При этом часто присутствовал Прелат. Его жирное тело колыхалось от хохота, и он захлебывался табачной жижей. Если Карнер причинял боль, как острые шипы терновника, то старший повар вызывал отвращение, как падаль.
После таких разговоров Лутатини чувствовал себя отравленным. Он нигде не находил себе покоя.
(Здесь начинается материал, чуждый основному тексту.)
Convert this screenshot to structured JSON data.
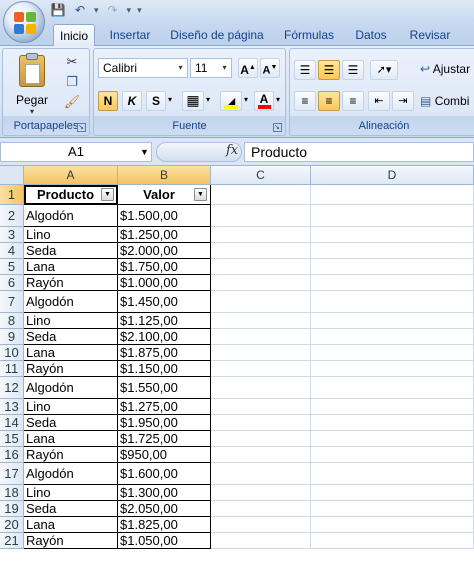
{
  "quick_access": {
    "icons": [
      "office-logo",
      "save-icon",
      "undo-icon",
      "redo-icon",
      "customize-icon"
    ]
  },
  "tabs": [
    {
      "label": "Inicio",
      "active": true
    },
    {
      "label": "Insertar"
    },
    {
      "label": "Diseño de página"
    },
    {
      "label": "Fórmulas"
    },
    {
      "label": "Datos"
    },
    {
      "label": "Revisar"
    }
  ],
  "ribbon": {
    "clipboard": {
      "label": "Portapapeles",
      "paste": "Pegar"
    },
    "font": {
      "label": "Fuente",
      "font_name": "Calibri",
      "font_size": "11",
      "grow": "A",
      "shrink": "A",
      "bold": "N",
      "italic": "K",
      "underline": "S",
      "fill_color": "#ffff00",
      "font_color": "#ff0000"
    },
    "alignment": {
      "label": "Alineación",
      "wrap": "Ajustar",
      "merge": "Combi"
    }
  },
  "formula_bar": {
    "name_box": "A1",
    "fx": "fx",
    "content": "Producto"
  },
  "columns": [
    "A",
    "B",
    "C",
    "D"
  ],
  "table": {
    "headers": [
      "Producto",
      "Valor"
    ],
    "rows": [
      [
        "Algodón",
        "$1.500,00"
      ],
      [
        "Lino",
        "$1.250,00"
      ],
      [
        "Seda",
        "$2.000,00"
      ],
      [
        "Lana",
        "$1.750,00"
      ],
      [
        "Rayón",
        "$1.000,00"
      ],
      [
        "Algodón",
        "$1.450,00"
      ],
      [
        "Lino",
        "$1.125,00"
      ],
      [
        "Seda",
        "$2.100,00"
      ],
      [
        "Lana",
        "$1.875,00"
      ],
      [
        "Rayón",
        "$1.150,00"
      ],
      [
        "Algodón",
        "$1.550,00"
      ],
      [
        "Lino",
        "$1.275,00"
      ],
      [
        "Seda",
        "$1.950,00"
      ],
      [
        "Lana",
        "$1.725,00"
      ],
      [
        "Rayón",
        "$950,00"
      ],
      [
        "Algodón",
        "$1.600,00"
      ],
      [
        "Lino",
        "$1.300,00"
      ],
      [
        "Seda",
        "$2.050,00"
      ],
      [
        "Lana",
        "$1.825,00"
      ],
      [
        "Rayón",
        "$1.050,00"
      ]
    ]
  },
  "row_numbers": [
    "1",
    "2",
    "3",
    "4",
    "5",
    "6",
    "7",
    "8",
    "9",
    "10",
    "11",
    "12",
    "13",
    "14",
    "15",
    "16",
    "17",
    "18",
    "19",
    "20",
    "21"
  ],
  "colors": {
    "accent": "#15428b",
    "selection": "#f4c462",
    "grid_line": "#d0d7e5"
  }
}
Ночью, лежа на жестком матраце, усталый, он мысленно обращался к богу, к мадонне, ко всем святым. Но и в молитвах не находил себе облегчения. И гасла вера, как забытый в поле костер.
Наступил день, когда «Орион» пересек экватор. Полоса затишья и жары передвинулась в северное полушарие. В кочегарке с утра термометр показывал шестьдесят градусов. Синий столбик спирта все поднимался. Мрачное помещение с багровыми отсветами превратилось в пекло. Ни к чему нельзя было прикоснуться голыми руками — все обжигало: и переборки, и резаки, и гребки. Даже привычные кочегары задыхались и, сверкая белками воспаленных глаз, ловили воздух открытым ртом. Пили кипяченую воду, разбавленную овсяной мукой. Такое пойло будто бы лучше утоляло жажду.
Лутатини, надрываясь, растрачивал последние остатки силы. Сердце билось учащенно, внутренности горели. С дрожью в коленях и руках он шуровал в топке. Казалось, каждая клетка его организма стонала от боли и усталости. Иногда, словно из глубокого колодца, он поднимал глаза вверх — там сквозь железную решетку сочной синью сверкал кусочек неба. Ах, забраться бы на палубу, вдохнуть полной грудью свежего воздуха!.. В отупевшей голове тяжело ворочалась мысль: он когда-то клеймил преступления, но он же оправдывал законы, установленные земными властями, а теперь, на основании этих законов, его самого засадили в пекло. Где же тут правда? Гудели топки, сверкал развороченный шлак, ослепляя, как солнечные осколки. С потрескавшимися губами, с пересохшими легкими Лутатини, как и его товарищи, бросался к пузатому чайнику, чтобы залить огонь в груди. Пойло было теплое и отвратительное, как щелок, но он выпивал его за одну вахту столько, сколько не выпьет ни одна лошадь за целые сутки. И сейчас же все это выступало обильным потом, словно тело его было обтянуто не кожей, а кисеей. Жажда не переставала мучить, полыхала кровь в жилах. Он и другие кочегары то и дело становились под шланг, проведенный в кочегарку, и окатывались забортной водою.